Space-Optimized and Experimental Implementations of Regev's Quantum Factoring Algorithm
Wentao Yang, Bao Yan, Muxi Zheng, Quanfeng Lu, Shijie Wei, Gui-Lu Long
TL;DR
RSA security rests on factorization hardness, with Shor's quantum factoring algorithm offering a polynomial-time route but demanding substantial quantum resources. This work introduces space-optimized Regev-style factoring (SORA) by intermediate uncomputation to reuse qubits, achieving space lower than Regev's original design—down to $O(n^{5/4})$ with a simple strategy and $O(n \log n)$ with refined strategies—while preserving a competitive time footprint. Through simulations and a proof-of-principle hardware demonstration on a superconducting device for $N=35$, the authors validate lattice-based post-processing via LLL and show practical qubit reductions and resilience to noise. The study provides concrete resource-scaling guidance, outlining clear paths to larger instances and suggesting that Regev-style factoring can be extended to other quantum algorithms on near-term hardware.
Abstract
The integer factorization problem (IFP) underpins the security of RSA, yet becomes efficiently solvable on a quantum computer through Shor's algorithm.

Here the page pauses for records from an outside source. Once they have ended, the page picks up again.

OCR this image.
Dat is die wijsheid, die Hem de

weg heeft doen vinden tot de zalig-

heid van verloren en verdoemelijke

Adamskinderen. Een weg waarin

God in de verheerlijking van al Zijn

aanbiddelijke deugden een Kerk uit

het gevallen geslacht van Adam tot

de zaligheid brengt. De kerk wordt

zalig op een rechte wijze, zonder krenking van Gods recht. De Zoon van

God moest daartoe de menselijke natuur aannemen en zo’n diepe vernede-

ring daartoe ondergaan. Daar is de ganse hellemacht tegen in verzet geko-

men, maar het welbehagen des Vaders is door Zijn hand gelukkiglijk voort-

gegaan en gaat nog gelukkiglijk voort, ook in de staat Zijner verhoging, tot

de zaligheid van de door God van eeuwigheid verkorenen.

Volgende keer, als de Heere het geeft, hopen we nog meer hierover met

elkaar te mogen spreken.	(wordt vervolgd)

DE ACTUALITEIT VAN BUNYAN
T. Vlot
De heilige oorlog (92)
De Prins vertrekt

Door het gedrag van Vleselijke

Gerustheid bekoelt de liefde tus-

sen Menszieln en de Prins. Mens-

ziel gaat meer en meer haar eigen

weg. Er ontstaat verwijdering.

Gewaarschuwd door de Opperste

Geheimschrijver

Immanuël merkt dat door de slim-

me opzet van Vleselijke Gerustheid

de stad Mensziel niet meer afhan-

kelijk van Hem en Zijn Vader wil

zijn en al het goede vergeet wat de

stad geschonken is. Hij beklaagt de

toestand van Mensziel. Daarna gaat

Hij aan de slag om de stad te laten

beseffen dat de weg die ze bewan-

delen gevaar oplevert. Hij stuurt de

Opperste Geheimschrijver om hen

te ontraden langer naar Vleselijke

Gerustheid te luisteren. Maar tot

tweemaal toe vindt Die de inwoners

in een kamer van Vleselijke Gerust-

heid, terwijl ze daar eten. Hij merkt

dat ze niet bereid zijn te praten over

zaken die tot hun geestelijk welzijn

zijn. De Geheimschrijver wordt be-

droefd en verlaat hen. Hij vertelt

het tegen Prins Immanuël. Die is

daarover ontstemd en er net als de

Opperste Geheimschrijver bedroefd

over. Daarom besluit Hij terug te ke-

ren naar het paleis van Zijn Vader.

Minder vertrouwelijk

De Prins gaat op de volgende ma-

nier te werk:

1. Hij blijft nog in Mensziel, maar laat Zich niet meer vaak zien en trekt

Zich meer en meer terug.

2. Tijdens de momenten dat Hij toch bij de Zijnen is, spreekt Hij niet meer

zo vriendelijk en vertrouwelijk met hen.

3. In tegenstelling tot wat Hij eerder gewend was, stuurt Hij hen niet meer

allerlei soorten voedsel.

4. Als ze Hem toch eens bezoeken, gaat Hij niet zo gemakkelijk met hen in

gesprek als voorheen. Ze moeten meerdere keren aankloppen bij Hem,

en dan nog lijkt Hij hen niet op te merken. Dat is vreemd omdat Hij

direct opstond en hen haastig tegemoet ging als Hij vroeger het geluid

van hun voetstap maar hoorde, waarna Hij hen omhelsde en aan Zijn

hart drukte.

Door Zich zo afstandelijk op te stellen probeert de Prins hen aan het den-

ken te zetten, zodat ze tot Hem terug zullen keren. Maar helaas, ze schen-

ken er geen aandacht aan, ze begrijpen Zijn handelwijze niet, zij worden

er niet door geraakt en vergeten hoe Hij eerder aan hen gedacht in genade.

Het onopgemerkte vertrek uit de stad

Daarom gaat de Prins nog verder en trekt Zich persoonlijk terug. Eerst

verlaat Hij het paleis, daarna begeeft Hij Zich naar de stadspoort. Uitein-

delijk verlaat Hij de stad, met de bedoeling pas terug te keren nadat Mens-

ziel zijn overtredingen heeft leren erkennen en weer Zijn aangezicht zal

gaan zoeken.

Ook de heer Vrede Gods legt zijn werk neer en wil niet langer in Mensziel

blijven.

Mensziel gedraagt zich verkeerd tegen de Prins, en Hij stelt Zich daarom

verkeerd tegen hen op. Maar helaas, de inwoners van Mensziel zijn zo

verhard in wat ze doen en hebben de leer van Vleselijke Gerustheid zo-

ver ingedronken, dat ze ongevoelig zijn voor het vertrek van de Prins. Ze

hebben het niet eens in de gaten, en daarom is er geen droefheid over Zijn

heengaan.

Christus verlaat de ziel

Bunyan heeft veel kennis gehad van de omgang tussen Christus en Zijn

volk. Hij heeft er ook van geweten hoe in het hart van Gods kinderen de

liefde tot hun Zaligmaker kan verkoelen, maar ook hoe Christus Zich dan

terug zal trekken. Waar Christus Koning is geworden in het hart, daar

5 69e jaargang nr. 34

Regev's recent high-dimensional variant reduces the circuit size through lattice-based post-processing, but introduces substantial space overhead and lacks practical implementations. Here, we propose a qubit reuse method by intermediate-uncomputation that significantly reduces the space complexity of Regev's algorithm, inspired by reversible computing. Our basic strategy lowers the cost from \( O(n^{3/2}) \) to \( O(n^{5/4}) \), and refined strategies achieve \( O(n \log n) \)which is a space lower bound within this model. Simulations demonstrate the resulting time-space trade-offs and resource scaling. Moreover, we construct and compile quantum circuits that factor \( N = 35 \), verifying the effectiveness of our method through noisy simulations. A more simplified experimental circuit for Regev's algorithm is executed on a superconducting quantum computer, with lattice-based post-processing successfully retrieving the factors. These results advance the practical feasibility of Regev-style quantum factoring and provide guidance for future theoretical and experimental developments.